Thursday, December 07, 2006

The tax-and-spend dead end

Having finally analyzed the Chancellors pre-budget report, it is hard to know whether to laugh or cry. As Philip Webster and Gary Duncan write in The Times today, Gordon Brown has simply repeated his habit of imposing extra taxes and increasing public borrowing. At a time of severe labour shortages in the construction sector, the timing of his announcement of further expenditure to refurbish schools could hardly be worse.

Meanwhile his cocktail of "green taxes" looks weak and ineffective. Whereas, the Liberal Democrats would increase taxes on pollution and cut taxes elsewhere, the Labour government just increases taxes. The British economy is already groaning under the weight of Gordon Brown's attempts at micro management. Meanwhile Cameron's promise to "share the proceeds of growth"- increasing expenditure while making undefined pledges on lower taxes just looks like what it is: pure waffle.

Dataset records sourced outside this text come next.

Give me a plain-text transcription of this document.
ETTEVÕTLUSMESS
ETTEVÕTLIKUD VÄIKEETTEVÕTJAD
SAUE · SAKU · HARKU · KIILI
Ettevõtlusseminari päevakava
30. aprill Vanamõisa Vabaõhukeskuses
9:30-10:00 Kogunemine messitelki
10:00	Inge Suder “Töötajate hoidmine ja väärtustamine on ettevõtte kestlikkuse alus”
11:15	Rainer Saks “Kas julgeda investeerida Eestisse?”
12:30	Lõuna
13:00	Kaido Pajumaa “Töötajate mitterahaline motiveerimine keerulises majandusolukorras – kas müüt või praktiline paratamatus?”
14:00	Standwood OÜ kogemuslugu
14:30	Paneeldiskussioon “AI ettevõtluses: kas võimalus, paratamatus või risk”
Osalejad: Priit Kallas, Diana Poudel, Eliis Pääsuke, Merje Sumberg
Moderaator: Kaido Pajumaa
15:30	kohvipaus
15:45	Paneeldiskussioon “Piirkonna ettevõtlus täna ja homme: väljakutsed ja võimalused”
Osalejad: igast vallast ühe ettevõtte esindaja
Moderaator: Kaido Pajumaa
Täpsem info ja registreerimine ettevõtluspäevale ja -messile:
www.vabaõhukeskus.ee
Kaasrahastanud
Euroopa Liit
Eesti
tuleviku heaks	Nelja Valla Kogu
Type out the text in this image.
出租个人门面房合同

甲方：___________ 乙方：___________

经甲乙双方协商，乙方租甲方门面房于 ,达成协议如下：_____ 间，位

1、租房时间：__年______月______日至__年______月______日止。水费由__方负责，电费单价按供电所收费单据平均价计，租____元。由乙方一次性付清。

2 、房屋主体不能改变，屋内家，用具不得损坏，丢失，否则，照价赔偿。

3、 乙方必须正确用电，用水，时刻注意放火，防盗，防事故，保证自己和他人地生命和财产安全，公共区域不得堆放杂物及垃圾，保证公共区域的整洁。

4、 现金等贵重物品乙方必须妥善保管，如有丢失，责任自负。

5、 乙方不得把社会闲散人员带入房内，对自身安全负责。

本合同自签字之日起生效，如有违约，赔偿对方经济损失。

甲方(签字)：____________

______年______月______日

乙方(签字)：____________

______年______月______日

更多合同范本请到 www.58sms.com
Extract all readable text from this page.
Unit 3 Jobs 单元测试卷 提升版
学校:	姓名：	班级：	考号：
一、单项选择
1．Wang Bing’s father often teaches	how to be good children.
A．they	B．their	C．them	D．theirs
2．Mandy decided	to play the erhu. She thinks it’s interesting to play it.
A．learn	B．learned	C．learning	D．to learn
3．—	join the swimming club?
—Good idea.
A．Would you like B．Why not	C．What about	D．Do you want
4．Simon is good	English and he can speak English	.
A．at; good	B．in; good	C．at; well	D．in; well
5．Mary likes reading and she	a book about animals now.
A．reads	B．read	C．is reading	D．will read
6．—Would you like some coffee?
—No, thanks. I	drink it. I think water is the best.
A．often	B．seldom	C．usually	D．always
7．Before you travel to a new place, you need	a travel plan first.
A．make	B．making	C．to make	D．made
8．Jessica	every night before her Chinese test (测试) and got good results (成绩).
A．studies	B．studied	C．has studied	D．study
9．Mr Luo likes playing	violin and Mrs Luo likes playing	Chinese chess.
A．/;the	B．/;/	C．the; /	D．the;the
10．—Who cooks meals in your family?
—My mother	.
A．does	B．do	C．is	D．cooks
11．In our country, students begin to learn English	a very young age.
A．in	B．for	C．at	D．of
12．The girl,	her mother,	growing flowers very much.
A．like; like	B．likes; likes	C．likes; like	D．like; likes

The fact is that a limit must be set on the size of the state- and since Gordon Brown began ignoring his own "golden rule", neither Conservatives nor Labour are prepared to accept this. The proportion of the national income under state control is too high and must fall. The Liberal Democrats have pointed out several ways about how to do this- scrapping a large part of regulation, and closing large parts of Whitehall, including the abolition of the Department of Trade and Industry (or Timidity and Inactivity, as Private Eye has it).

Brown and Osbourne are two cats up the same tree- both advocate increasing government expenditure practically without limit. Both fail to understand the need to simplify and reduce the role of the state. Both are in a dead end.

The time has come to challenge the Blair-Brown legacy: over regulated, over taxed, and over bearing.

It is such a pity that David Cameron would say almost anything to get elected, anything that is, except the right thing.

So the task must fall to Ming Campbell and Vince Cable- The tax-and-spend consensus is choking the British economy- it must be challenged and harried at every turn!

1 comment:

RK said...

I may have lost track of changes in the LibDems but I don’t quite recognise your characterisation of them as a low tax low spend party.

It was not so long ago that they were they only party advocating a rise in the basic rate of income tax to raise money for health and education and they’ve only just dumped their 50% top rate. They also frequently advocate large spending commitments such as free personal health care for the elderly (still on the website) or abolishing university top up fees (also still on the website). Incidentally the policy documents on the website that list these spending commitments claim to meet the cost through the 50% rate. Does this mean those commitments were dropped with the policy? I realise Campbell is behind some of this move to the right but I’d expect a LibDem administration to return to its high spending instincts if it could. A bit like Mr Brown really.